Affected Insurance Plans
- Employer-sponsored and individual commercial plans
- Medicare Advantage plans
- UnitedHealthcare Community Plans (Medicaid)
This change impacts care received at all Ascension Wisconsin locations, including its extensive network of hospitals, outpatient facilities, and physician practices associated with the Ascension Medical Group.
Continuity of Care Concerns
For patients undergoing long-term treatment, such as for cancer or during pregnancy, the disruption can be particularly challenging. While some insurance plans offer "continuity of care" provisions that allow patients to continue seeing their out-of-network provider for a limited time, the rules and eligibility vary significantly.
UnitedHealthcare has advised its members to visit its website or call its customer service line to find alternative in-network providers.

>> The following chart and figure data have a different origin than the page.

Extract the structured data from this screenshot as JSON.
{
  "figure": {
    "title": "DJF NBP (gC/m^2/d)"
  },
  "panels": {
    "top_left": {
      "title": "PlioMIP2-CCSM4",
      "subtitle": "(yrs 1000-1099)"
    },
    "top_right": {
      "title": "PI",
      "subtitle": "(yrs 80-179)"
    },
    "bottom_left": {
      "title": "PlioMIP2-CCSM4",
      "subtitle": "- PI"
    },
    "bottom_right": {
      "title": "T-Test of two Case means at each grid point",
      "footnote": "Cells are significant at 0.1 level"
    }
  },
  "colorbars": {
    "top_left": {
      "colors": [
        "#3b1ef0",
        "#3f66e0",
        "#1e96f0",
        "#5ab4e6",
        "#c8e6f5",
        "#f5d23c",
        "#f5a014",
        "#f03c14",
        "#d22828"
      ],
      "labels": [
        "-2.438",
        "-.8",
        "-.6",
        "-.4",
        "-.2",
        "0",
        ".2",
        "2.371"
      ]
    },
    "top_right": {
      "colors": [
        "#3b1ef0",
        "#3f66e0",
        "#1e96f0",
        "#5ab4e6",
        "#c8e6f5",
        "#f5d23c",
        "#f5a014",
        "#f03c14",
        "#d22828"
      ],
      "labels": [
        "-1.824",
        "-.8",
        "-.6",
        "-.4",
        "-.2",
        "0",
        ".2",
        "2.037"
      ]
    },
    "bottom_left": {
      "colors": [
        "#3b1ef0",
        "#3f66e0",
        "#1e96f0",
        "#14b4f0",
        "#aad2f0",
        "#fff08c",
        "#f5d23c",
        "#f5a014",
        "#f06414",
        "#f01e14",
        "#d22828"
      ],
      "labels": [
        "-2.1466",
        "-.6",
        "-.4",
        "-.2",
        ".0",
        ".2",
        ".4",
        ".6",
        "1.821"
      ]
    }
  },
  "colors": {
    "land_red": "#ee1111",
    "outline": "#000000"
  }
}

However, for patients with established relationships with their Ascension doctors, the transition can be emotionally and logistically difficult.
Many patients were reportedly unaware of the dispute until the deadline passed, leading to confusion and concern about upcoming appointments and scheduled procedures. The situation underscores the complex and often opaque nature of healthcare negotiations that directly affect patient access to care.
The Broader Trend of Provider-Insurer Disputes
The breakdown between Ascension Wisconsin and UnitedHealthcare is not an isolated event. Across the United States, similar contract disputes between large hospital systems and major insurance companies have become more common. These conflicts often stem from the same fundamental issue: rising healthcare costs.
Hospitals and providers argue that they need higher reimbursement rates from insurers to cope with inflation, labor shortages, and the increasing cost of medical supplies and technology. They point out that while their operational costs have soared, insurer profits have remained strong.
Insurers, on the other hand, argue that they must keep costs down to prevent insurance premiums from becoming unaffordable for employers and individuals. They often claim that large hospital systems leverage their market power to demand rates that are well above competitive levels.
Ultimately, when these negotiations fail, patients are the ones who suffer the most immediate consequences. They are forced to either pay more for their care or sever relationships with trusted medical providers. While both Ascension and UnitedHealthcare state they remain open to further discussions, it is unclear if or when an agreement will be reached.